Israel Schorr (1886 - April 9, 1935) was a prominent cantor during the Golden Age of Hazzanut. Born in Khyriv, the Polish region of Galicia then part of the Austro-Hungarian Empire to a Hasidic family, Schorr began his career as a boy, singing soprano in the courts of various Hasidic masters, notably the Rebbe (Grand Rabbi) of Rymanow. In 1904, Schorr replaced his distant relative Hazzan Boruch Schorr as the official cantor for the rebbe of Rymanów.

During World War I, Schorr served in the Imperial army of the Austro-Hungarian Empire.

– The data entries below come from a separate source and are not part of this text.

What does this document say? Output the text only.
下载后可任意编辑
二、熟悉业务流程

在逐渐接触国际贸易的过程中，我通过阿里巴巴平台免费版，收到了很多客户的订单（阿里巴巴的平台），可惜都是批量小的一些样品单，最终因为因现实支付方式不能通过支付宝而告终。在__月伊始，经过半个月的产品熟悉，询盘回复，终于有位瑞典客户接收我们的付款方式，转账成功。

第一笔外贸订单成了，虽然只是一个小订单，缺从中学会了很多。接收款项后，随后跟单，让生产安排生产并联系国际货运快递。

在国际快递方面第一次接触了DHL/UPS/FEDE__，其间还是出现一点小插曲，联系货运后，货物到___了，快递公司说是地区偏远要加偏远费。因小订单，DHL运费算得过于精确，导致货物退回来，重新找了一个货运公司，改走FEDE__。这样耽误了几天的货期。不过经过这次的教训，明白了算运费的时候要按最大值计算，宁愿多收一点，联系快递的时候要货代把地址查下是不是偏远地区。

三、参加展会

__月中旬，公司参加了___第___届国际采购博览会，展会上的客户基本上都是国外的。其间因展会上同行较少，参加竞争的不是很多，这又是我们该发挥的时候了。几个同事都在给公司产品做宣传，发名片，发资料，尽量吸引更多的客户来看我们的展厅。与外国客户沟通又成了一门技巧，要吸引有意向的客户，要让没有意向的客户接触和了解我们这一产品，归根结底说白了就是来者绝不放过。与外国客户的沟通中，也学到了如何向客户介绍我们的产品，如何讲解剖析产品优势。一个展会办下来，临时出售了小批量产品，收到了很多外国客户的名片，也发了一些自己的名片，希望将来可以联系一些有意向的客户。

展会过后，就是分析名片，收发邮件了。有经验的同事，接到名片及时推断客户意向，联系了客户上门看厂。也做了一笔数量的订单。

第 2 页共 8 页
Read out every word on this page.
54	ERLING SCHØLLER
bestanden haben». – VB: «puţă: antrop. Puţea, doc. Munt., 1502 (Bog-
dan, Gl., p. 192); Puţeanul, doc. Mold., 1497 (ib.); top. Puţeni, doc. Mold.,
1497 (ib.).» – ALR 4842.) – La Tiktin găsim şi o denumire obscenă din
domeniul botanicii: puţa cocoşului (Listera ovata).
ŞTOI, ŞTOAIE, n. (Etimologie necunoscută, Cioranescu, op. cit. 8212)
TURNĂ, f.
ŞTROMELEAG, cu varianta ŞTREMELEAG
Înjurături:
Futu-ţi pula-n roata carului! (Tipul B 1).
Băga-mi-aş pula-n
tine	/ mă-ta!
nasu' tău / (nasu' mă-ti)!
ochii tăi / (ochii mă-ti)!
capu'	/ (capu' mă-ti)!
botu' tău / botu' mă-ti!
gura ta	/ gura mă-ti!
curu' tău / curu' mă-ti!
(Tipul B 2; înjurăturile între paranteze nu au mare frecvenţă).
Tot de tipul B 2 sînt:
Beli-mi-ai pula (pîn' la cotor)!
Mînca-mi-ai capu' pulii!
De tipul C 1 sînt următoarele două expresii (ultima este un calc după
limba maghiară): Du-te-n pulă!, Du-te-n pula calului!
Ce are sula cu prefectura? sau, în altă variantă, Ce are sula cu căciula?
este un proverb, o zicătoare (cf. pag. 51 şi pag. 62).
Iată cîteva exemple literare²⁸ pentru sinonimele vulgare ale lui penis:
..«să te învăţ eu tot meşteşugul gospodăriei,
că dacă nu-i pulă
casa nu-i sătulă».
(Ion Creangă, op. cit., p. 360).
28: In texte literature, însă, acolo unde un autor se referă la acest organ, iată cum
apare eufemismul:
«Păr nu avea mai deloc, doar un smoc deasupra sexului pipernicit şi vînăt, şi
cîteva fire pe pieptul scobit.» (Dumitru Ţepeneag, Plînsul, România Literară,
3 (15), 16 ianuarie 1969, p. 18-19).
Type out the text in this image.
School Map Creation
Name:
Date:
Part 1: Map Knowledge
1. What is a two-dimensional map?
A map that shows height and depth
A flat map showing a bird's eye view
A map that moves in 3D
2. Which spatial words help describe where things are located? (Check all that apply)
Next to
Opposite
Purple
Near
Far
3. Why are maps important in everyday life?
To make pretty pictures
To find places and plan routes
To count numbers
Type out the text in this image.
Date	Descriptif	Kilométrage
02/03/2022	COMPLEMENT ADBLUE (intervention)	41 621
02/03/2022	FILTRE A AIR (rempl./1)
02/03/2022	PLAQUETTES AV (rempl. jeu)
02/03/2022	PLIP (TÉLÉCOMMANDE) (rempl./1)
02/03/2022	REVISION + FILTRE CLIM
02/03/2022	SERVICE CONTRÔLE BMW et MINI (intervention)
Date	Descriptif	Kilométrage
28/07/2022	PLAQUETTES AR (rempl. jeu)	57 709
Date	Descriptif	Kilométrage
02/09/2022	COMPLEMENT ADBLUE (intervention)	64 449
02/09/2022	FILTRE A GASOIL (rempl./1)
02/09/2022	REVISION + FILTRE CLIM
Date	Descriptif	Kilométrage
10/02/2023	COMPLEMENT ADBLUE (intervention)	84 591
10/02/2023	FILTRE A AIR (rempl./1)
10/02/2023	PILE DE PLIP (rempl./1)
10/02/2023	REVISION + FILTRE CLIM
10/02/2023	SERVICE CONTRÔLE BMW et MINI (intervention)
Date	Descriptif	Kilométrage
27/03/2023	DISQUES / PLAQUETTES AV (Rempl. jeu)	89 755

After the war, he took various cantorial posts in central and eastern Europe, including Brno in Czechoslovakia, Kraków in Poland and a brief stint in Zürich, Switzerland. With help from Congressman Sol Bloom of Chicago, Schorr emigrated to the United States in 1924 on an artist's visa to accept a position in Chicago. He later served in cantorial positions in New York City. Some of his family still live in New York, and the city of Boston. Massachusetts. He also performed frequently, including with the cantor Yossele Rosenblatt. Schorr had a baritone voice and in the mid-1920s declined an offer to perform in vaudeville. His father Morris Schorr was also a famous cantor in New York.

Apart from performing the traditional pieces of the Jewish liturgy, Schorr also wrote liturgical pieces. He introduced improvisational lines to the pieces, many of which were later adopted by other prominent cantors. His best-known piece in this style is Sheyibone Beis HaMikdosh, which was modified by Cantor Moshe Koussevitzky.

He was married to Mina Pinczowski Schorr and had two sons and four daughters. Schorr died prematurely of a heart condition in 1935.
His son, Morris Schorr, went on to become a cantor in Elizabeth, New Jersey. He was one of the founding members of the Cantor's Assembly.